El esquema y la palabra de debajo, combinado con lo que le había escrito su padre, le produjeron un doloroso escalofrío. De inmediato fue a buscar su bolso y sacó la foto de su madre. Por milésima vez, Demi escrutó su rostro, y esta vez los ojos le parecieron mucho más intensos, como si la miraran deliberadamente a ella. Volvió a leer la carta de su padre y volvió a mirar el dibujo, y otra vez se fijó en el dibujo. Y sintió otro escalofrío.
La foto, la carta, el dibujo, la palabra.
Fue entonces cuando se dio cuenta de que una parte muy grande de ella misma estaba ausente y lo había estado durante muchos años. Era la sensación profunda, casi insoportable, de que no se sentiría una persona entera hasta saber si su madre estaba viva o muerta, hasta descubrir la verdad de lo que había ocurrido.
En aquel momento se preguntó también si, de alguna manera, todo aquello que llegaba ahora, cuando estaba a punto de alcanzar la mayoría de edad, le había podido ser mandado por su madre en un intento de comunicarse con ella, de darle pistas sobre su suerte.
Aquello representó un punto de inflexión en su vida, un momento en el que le juró a su madre que haría cualquier cosa y durante todo el tiempo que fuera necesario, costara lo que costase, para descubrir lo que le había ocurrido. Era un pacto profundamente íntimo y sólo entre ellas dos. Un pacto que prometió no compartir nunca con ningún otro ser humano. Y, hasta entonces, lo había cumplido.

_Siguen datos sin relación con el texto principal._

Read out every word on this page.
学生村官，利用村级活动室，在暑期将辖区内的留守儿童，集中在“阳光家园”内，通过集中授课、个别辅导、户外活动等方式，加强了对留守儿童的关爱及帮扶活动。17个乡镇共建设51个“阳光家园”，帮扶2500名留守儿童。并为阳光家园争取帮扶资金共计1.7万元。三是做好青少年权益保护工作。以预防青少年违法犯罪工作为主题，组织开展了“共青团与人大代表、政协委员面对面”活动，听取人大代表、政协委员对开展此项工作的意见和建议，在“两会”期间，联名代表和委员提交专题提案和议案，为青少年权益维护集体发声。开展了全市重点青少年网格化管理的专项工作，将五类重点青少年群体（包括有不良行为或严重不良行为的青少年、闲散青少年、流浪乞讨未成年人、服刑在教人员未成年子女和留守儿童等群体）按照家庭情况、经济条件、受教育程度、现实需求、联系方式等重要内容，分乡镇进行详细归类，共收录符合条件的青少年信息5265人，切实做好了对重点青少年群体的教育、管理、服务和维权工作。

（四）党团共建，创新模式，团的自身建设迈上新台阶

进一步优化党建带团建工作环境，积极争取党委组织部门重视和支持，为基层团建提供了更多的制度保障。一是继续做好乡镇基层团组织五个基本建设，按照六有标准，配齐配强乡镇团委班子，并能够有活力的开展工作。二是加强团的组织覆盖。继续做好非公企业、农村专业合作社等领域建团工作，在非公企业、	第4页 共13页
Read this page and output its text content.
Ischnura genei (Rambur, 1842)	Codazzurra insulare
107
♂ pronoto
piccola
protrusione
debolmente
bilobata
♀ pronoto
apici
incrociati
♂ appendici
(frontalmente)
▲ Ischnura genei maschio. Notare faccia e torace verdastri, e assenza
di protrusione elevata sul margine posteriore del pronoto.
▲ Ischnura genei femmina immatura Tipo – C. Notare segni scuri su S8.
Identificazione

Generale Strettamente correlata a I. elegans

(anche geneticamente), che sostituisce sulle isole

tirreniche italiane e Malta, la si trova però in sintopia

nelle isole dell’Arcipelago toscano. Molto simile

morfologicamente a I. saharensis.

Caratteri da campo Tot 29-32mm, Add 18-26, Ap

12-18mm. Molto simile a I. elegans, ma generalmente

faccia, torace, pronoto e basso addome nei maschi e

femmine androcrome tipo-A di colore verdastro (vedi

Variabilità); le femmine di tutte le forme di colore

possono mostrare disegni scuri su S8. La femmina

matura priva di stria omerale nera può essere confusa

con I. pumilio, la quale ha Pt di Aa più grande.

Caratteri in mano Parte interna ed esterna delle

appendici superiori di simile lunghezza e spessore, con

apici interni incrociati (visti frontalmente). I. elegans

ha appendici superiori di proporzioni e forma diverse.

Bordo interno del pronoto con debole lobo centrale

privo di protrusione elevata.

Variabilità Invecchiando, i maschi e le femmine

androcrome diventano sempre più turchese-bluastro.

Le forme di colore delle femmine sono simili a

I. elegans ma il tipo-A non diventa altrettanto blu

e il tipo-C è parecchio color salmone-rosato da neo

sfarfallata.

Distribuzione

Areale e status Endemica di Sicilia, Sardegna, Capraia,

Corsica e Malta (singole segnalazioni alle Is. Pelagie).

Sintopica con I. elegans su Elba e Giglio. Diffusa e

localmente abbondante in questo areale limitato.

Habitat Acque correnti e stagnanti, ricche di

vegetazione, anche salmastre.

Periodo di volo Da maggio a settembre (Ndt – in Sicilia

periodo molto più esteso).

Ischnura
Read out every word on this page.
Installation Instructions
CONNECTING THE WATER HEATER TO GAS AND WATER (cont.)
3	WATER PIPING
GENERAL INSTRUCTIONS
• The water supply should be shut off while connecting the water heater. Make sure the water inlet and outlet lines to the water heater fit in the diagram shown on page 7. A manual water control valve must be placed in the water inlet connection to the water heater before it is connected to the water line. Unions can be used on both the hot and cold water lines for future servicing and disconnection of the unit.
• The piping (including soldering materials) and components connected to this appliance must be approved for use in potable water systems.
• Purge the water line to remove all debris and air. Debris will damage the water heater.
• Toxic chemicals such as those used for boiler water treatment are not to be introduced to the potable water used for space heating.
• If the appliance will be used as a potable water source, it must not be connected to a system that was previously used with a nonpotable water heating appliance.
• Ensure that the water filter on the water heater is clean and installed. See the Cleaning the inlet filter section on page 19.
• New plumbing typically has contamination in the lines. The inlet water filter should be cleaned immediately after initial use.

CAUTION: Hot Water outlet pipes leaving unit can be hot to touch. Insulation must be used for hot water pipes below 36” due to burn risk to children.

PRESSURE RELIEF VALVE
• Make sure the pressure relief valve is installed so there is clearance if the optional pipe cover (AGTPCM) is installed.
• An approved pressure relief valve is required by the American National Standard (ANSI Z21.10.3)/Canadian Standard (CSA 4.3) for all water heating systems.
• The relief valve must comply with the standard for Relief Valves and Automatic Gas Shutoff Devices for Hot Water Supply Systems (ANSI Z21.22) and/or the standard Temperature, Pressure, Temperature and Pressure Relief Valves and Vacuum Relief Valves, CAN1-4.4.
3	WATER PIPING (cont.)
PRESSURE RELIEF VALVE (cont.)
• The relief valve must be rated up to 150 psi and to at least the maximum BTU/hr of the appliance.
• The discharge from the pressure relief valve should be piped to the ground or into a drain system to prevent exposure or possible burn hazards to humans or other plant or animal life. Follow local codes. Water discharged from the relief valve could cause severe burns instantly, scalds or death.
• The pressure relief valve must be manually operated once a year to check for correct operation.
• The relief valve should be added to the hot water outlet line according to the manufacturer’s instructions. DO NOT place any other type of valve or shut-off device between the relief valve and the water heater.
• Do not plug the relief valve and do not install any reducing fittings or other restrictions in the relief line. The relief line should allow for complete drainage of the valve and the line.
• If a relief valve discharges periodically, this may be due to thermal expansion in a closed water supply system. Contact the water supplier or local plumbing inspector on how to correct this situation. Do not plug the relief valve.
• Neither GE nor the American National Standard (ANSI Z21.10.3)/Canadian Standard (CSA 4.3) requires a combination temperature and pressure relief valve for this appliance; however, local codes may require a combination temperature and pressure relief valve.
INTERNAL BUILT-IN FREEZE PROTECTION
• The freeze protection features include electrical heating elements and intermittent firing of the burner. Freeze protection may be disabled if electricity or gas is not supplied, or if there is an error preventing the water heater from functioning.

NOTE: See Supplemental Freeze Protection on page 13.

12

– Llevas todo el viaje muy callada, Demi. ¿Hay algún problema?
La inmediatez de la voz del reverendo Beck la sobresaltó, y levantó la vista para ver su rostro girado hacia ella, mirándola por encima del respaldo del asiento. Ahora Luciana también se volvió a mirarla, y sus ojos verdes aparecieron de pronto severos y penetrantes.
– Todo va bien, gracias -sonrió Demi.
– Bien -dijo Luciana-. Todavía queda un buen rato de camino.